We were kids, and  -  with those Stalin-like portraits
everywhere, we were also like captive nations.
-
So, anyway, as kids in school, or anywhere, we just kept 
scrambling, always looking for escape, or at least trying to
make it. No one, it seemed, wanted to 'stay' there  -  it was
just get in, get it done, and get out  -  wash that junk off your
face like dirt. Kindergarten itself was a rude revelation, one
I could never figure out. They'd put us in 'school' so we could
learn how to fold our hands on the desk and then put our heads
down for a ten-minute rest period? In the desk, sitting? Were they
freaking crazy? And if you fidgeted or moved around too much
Mrs. Mudrack (where the hell did they get these names from?)

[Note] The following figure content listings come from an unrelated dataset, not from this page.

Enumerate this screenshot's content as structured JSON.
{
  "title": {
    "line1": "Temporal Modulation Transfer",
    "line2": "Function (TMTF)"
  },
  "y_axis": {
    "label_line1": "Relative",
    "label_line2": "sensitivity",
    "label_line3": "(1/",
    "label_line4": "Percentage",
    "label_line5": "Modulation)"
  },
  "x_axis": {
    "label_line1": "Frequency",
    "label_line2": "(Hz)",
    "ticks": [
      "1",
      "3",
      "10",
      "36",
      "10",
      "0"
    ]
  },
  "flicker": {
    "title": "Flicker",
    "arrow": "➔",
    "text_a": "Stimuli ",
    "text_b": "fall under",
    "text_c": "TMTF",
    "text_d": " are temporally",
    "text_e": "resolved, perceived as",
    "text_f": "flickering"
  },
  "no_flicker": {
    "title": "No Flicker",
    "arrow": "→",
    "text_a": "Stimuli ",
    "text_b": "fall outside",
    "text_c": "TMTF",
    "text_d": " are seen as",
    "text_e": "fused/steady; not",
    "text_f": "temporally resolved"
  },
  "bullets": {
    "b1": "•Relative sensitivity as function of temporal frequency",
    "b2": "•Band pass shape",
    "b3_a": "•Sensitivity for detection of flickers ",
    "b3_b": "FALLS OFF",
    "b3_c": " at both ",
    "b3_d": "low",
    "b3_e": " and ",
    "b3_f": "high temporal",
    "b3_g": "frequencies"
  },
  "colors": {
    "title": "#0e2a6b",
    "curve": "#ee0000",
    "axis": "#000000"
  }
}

would poke you with the blackboard pointer? The coolest thing
in Kindergarten was the back wall, which was actually a wall of
interconnected doors that all rolled open together from a lever
or something, and they called it the 'cloak room'. Cloak room?
Coats and jackets, hats, and then  -  they'd say  -  'galoshes'?
Galoshes? You mean like those nasty rubber boots with weird
metal snaps that were always just too much trouble and made
too much noise to walk around in? Galoshes? Why bother? no
one ever talked  -  which they really should have because that's
where the interesting stuff was  -  about those interconnected
opening-as-one doorways and the lever and hinge system by 
which they worked. Instead we got pictures of cows and kites
and old men in  Model T's driving across stupid farm lanes
with chickens. What the hell was going on?